Jusqu’à présent, la Ferrari ne lui convient pas mieux que la Mercedes, preuve d’une incompatibilité manifeste. Visiblement découragé par sa dernière course, la nouvelle recrue de Maranello suggère qu’il n’est pas sûr de pouvoir rectifier le tir cette saison.
“En qualifications, il s'agit pour moi d'extraire de la performance. Dans la course d'aujourd'hui, j'ai vraiment tout essayé, mais la voiture ne voulait pas aller plus vite. Je pense que j'aurai aussi du mal à Miami.”
“Pour l'instant, il n'y a pas de solution. Ça risque de se passer comme cela pour le reste de l'année, ça va être pénible.”

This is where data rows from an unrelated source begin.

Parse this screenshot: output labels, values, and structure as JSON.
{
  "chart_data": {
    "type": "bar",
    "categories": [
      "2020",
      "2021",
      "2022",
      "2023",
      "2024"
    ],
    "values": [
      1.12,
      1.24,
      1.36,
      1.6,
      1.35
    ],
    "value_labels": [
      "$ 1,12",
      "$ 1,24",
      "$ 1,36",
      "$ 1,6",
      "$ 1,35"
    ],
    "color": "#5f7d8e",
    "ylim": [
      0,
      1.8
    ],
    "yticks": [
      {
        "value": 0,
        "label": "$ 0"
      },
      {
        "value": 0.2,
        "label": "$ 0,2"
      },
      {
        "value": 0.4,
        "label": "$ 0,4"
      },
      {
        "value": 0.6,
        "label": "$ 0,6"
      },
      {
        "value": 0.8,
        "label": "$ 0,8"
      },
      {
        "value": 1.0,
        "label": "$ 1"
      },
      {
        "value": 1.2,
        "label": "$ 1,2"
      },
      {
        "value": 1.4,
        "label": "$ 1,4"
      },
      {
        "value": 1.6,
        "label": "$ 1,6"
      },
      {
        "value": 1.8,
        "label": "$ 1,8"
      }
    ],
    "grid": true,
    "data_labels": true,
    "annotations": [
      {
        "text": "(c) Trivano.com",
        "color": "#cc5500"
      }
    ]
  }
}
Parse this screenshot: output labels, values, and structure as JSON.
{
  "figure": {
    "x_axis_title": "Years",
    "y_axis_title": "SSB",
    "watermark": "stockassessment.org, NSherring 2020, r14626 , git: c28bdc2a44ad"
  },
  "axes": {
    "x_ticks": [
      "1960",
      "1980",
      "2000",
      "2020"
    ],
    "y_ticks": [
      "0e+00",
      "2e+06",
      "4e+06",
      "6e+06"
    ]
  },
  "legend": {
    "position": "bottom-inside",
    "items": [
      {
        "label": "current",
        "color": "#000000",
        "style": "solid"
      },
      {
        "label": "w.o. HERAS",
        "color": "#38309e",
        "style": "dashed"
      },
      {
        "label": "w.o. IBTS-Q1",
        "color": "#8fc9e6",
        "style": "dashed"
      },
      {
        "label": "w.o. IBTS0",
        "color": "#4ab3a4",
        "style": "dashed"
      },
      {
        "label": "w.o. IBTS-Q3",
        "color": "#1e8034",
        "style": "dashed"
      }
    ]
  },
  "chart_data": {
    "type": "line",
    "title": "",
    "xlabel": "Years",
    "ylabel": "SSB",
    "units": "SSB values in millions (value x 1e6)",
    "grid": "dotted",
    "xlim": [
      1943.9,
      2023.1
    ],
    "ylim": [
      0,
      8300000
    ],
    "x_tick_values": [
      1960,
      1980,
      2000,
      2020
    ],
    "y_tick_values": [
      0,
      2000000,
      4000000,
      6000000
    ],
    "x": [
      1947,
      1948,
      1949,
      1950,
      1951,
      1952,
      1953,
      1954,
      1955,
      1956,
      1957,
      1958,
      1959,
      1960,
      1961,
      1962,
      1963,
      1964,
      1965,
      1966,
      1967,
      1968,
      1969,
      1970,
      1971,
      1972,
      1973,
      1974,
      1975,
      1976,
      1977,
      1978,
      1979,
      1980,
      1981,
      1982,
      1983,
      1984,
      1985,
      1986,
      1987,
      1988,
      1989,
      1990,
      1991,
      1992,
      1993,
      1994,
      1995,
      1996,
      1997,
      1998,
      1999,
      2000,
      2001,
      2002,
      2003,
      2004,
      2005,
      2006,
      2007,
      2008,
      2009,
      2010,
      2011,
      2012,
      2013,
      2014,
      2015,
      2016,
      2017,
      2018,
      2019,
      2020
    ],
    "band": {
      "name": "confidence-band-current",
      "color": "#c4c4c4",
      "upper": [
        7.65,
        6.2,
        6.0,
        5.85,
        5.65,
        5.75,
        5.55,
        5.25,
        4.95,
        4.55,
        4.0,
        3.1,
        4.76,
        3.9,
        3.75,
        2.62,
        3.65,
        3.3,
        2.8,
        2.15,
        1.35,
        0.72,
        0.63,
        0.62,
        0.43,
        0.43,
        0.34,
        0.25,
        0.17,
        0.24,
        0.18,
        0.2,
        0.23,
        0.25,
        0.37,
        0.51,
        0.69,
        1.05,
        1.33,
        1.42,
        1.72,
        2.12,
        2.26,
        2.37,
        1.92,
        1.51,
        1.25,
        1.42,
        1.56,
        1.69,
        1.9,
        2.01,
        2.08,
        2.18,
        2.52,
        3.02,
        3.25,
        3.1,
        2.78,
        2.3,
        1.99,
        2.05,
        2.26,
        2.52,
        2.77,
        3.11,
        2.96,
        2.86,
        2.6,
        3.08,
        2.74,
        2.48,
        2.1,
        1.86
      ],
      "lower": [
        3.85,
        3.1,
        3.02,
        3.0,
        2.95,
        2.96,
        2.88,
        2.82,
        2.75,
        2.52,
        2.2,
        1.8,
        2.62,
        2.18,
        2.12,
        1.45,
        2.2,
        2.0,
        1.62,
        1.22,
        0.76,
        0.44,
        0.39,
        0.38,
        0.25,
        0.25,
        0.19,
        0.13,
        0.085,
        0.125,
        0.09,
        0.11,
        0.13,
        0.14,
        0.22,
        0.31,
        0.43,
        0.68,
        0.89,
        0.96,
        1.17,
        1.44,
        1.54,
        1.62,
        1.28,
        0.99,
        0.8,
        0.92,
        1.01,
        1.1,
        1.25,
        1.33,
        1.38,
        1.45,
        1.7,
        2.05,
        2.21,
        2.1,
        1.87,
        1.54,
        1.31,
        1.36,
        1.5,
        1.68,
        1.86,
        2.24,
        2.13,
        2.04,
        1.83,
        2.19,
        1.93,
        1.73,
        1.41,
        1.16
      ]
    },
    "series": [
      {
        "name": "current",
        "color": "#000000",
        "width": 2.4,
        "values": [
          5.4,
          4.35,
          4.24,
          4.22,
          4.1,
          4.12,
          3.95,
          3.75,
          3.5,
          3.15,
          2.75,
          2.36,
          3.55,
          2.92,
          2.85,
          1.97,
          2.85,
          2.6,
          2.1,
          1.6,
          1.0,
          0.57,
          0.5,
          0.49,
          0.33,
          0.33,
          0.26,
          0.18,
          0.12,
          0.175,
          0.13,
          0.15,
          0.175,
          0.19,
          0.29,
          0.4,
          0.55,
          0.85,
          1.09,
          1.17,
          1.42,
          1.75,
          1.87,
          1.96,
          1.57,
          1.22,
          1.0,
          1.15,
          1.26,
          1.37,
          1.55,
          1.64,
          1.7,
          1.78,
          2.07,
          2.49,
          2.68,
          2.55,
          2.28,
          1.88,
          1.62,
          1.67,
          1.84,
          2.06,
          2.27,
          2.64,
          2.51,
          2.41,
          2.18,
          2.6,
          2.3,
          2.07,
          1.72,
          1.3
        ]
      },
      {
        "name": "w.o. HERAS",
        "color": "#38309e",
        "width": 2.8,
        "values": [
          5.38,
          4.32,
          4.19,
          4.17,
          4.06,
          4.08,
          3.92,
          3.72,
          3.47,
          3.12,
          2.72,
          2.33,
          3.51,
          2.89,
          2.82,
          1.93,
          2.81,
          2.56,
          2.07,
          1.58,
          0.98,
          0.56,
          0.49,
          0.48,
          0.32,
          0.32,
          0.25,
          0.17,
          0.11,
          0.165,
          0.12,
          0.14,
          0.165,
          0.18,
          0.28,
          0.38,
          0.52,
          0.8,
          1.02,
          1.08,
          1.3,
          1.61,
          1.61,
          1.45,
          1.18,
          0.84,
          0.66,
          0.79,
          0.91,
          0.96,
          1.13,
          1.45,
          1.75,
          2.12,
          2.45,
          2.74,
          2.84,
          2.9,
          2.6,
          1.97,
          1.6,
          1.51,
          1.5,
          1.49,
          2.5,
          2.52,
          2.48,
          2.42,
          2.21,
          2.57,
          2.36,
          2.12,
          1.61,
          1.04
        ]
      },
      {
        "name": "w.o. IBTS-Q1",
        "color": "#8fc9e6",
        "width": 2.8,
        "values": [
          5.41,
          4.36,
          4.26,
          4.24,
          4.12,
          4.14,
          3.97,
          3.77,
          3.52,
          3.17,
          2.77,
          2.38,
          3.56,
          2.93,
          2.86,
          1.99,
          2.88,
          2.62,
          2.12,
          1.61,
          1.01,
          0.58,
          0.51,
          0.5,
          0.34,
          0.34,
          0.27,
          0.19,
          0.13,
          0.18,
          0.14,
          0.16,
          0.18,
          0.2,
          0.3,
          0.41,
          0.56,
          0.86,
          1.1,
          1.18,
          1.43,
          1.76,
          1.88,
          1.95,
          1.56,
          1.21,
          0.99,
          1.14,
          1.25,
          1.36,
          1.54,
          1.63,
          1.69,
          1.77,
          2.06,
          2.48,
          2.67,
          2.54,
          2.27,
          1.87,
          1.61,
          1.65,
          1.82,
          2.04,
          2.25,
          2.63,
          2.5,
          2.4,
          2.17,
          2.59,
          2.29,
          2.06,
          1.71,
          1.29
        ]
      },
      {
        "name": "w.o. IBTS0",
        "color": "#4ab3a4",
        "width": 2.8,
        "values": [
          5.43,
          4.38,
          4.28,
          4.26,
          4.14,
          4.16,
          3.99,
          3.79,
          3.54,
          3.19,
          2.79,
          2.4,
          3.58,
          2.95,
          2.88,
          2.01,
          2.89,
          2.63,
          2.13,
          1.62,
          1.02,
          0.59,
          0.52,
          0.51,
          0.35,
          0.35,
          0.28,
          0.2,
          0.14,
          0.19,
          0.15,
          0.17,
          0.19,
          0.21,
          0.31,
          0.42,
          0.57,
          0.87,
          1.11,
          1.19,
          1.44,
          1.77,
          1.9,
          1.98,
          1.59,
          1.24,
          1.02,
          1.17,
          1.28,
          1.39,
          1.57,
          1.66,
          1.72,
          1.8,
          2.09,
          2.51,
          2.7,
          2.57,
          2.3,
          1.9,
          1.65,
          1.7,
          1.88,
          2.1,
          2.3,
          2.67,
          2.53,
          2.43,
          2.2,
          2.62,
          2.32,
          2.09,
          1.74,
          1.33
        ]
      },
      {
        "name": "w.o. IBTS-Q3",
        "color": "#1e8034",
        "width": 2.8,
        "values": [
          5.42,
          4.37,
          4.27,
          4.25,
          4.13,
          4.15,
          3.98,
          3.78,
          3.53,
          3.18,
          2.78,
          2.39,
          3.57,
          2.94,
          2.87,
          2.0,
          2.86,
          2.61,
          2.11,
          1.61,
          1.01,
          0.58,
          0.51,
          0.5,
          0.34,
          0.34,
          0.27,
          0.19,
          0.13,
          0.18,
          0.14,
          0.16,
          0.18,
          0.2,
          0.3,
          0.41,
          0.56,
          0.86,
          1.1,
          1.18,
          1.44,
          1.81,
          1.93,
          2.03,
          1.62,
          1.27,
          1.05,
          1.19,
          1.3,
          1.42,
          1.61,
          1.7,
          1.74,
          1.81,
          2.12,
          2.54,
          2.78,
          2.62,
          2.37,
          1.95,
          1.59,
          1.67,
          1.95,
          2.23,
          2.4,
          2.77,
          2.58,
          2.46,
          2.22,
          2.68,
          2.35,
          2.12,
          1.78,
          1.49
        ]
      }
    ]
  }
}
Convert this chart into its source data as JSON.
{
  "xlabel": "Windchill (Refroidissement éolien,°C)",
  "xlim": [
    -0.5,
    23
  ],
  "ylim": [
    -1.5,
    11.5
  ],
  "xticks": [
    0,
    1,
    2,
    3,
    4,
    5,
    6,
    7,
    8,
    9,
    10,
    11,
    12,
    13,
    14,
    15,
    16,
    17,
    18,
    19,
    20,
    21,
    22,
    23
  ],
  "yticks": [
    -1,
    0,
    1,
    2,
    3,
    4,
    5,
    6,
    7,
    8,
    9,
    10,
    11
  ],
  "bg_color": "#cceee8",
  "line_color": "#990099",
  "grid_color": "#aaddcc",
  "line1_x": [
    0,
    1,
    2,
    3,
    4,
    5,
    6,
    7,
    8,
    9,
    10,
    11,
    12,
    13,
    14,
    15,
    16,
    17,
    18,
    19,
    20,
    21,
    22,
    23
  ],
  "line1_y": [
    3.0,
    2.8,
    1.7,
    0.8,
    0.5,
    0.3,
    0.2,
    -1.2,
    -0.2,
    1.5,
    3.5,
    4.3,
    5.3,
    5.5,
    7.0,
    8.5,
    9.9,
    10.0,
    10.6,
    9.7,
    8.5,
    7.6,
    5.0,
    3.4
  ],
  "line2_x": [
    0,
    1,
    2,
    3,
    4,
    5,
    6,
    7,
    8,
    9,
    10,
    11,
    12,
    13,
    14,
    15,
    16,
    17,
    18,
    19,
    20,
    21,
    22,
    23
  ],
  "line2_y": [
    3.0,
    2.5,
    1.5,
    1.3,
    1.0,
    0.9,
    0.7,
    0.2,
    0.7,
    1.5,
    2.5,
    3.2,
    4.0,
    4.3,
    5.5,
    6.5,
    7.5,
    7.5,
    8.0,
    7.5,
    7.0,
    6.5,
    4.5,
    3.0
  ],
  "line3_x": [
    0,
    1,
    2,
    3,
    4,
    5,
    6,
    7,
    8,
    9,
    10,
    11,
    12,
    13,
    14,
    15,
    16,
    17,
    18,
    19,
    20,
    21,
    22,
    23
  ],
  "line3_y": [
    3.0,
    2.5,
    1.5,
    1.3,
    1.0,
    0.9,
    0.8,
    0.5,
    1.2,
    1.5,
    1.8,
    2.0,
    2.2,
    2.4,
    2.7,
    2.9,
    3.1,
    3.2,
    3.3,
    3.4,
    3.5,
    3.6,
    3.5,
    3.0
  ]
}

La Formule 1 inaugurera un nouveau règlement l'année prochaine, et le contrat du Britannique couvre au moins une saison de cette nouvelle ère. De quoi espérer des lendemains qui chantent et éviter la malédiction des Champions du monde ayant rejoint Ferrari ?
“Pour être honnête, je ne sais rien de la voiture de l'année prochaine, a-t-il répondu à la question de savoir si les F1 2026 lui conviendraient mieux. Espérons que ce sera le cas. Avec moins d'effets de sol, j’espère que les choses changeront un peu.”
L’espoir fait vivre – mais pas aller plus vite.